Wednesday, August 29, 2007

Another Macro


OK, I admit it. I have a fascination with getting up close to things. Macro (or micro if you're using Nikkor) is one of my favorite areas of photography.

Perhaps it's because of the way macro photography allows you cut the clutter of the rest of the world, allowing you get more intimate with your subject. Or something like that.

Or, maybe it has more to do with the way the close-up image can render the world. Sometimes things are in focus, sometimes out of focus, it's all possible... depending on the effect you're after.

Todays image is rather flat. I've tried to tease a little depth into it--for all the good it did. Still, I'm pretty happy with it. The colors are relaxing and the composition, though rather standard, is engaging enough for me to decide it's worth sharing.

Now, about that up-and-coming trip to the Canyonlands. Details are finally finalized. Getting all the backcountry reservations we wanted (well, most of them anyway) proved to be a ongoing lesson in why you should reserve sites really early if you want to do things right!

We wound up only getting one night along the White Rim road, a 4wd track that makes a 100 mile loop around the Islands in the Sky section of the park. If we had managed a site closer to the middle of the track it would not be as big a deal, but we got one of the only ones available and it happens to be a scant 25 miles in. Even the Rangers I have spoken with did not care to speculate on how many hours it might take to traverse the 75 miles of road we'll be obliged to travel in one day. Evidently there are just too many variables to estimate the time with any degree of accuracy. I translate this to mean, "Get up early and drive--see how far you get by noon--drive faster if you must."
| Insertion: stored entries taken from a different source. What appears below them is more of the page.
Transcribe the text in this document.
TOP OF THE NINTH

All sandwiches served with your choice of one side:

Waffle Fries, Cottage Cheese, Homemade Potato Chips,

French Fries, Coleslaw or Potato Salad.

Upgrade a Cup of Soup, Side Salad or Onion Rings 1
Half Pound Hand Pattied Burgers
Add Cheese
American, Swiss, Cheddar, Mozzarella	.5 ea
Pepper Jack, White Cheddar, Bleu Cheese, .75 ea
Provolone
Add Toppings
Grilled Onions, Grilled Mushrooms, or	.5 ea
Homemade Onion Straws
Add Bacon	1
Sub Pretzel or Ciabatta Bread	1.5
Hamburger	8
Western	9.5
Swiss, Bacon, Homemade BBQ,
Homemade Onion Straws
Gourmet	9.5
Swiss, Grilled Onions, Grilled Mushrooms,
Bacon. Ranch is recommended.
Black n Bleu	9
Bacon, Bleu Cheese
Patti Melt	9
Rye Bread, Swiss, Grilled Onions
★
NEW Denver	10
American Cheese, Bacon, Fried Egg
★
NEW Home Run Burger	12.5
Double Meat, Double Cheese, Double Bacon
Luckily, though, the second leg of our trip in the Needles section of the park is looking far more laid back. We have the same site reserved for two nights in a row, and the only pressures we should have are what to cook for supper and where to hike.

Should be a lot of fun. I hope to get a few nice pics. Something other than macros.

1 comment:

Ted said...

Visiting your site is much like opening an elegant magazine. I look forward to it. It's particularly engaging when I find a stunning graphic which is then thought through in engaging ways. But the addition of an unrelated essay is what turns a routine format into something a whole bunch more complex.

As a city guy, it's tough to imagine what propels folks to go tens of miles down a primitive road. Nor to identify with the joy of sleeping on the ground way away from air conditioning, plump beds, and room service. When I get away, I want to shift any element of work to someone else. I want to enter a womb with a view where this creature is comforted.

But just as it's intriguing to visit other civilizations and cultures vicariously, it's challenging to delve the minds of friends who rough their time off to commne with creatures who I pay an exterminator to keep away.... I have buddies just like you who have spent a lifetime hiking the Applachian Trail in bits throughout the seasons. Others who climb rocks that I call mountains, and yet others who think Iron Man contests are for pansies.

Meantime we shall go to Italy next month and spend time in restaurants, pubs, museums and trails among ancient ruins which have had the human effort engineered out of them. I have a feeling you'd not find that a vacation. Hmmmm....

BTW... once again you have found the artistry in the artifacts of craftspeople in this posting. Someone... someones... designed those molds so that the hardware could be poured to allow someone(s) else to carefully mount them on that doorway. Do you think that communicating with all of us around the world through a site like this could ever have passed through their minds? How many mundane, or serious actions that we take in a day will communicate something as its remains tunnel through time?

Nice work Michael... once again I shall come away from this elegant magazine.... wondering.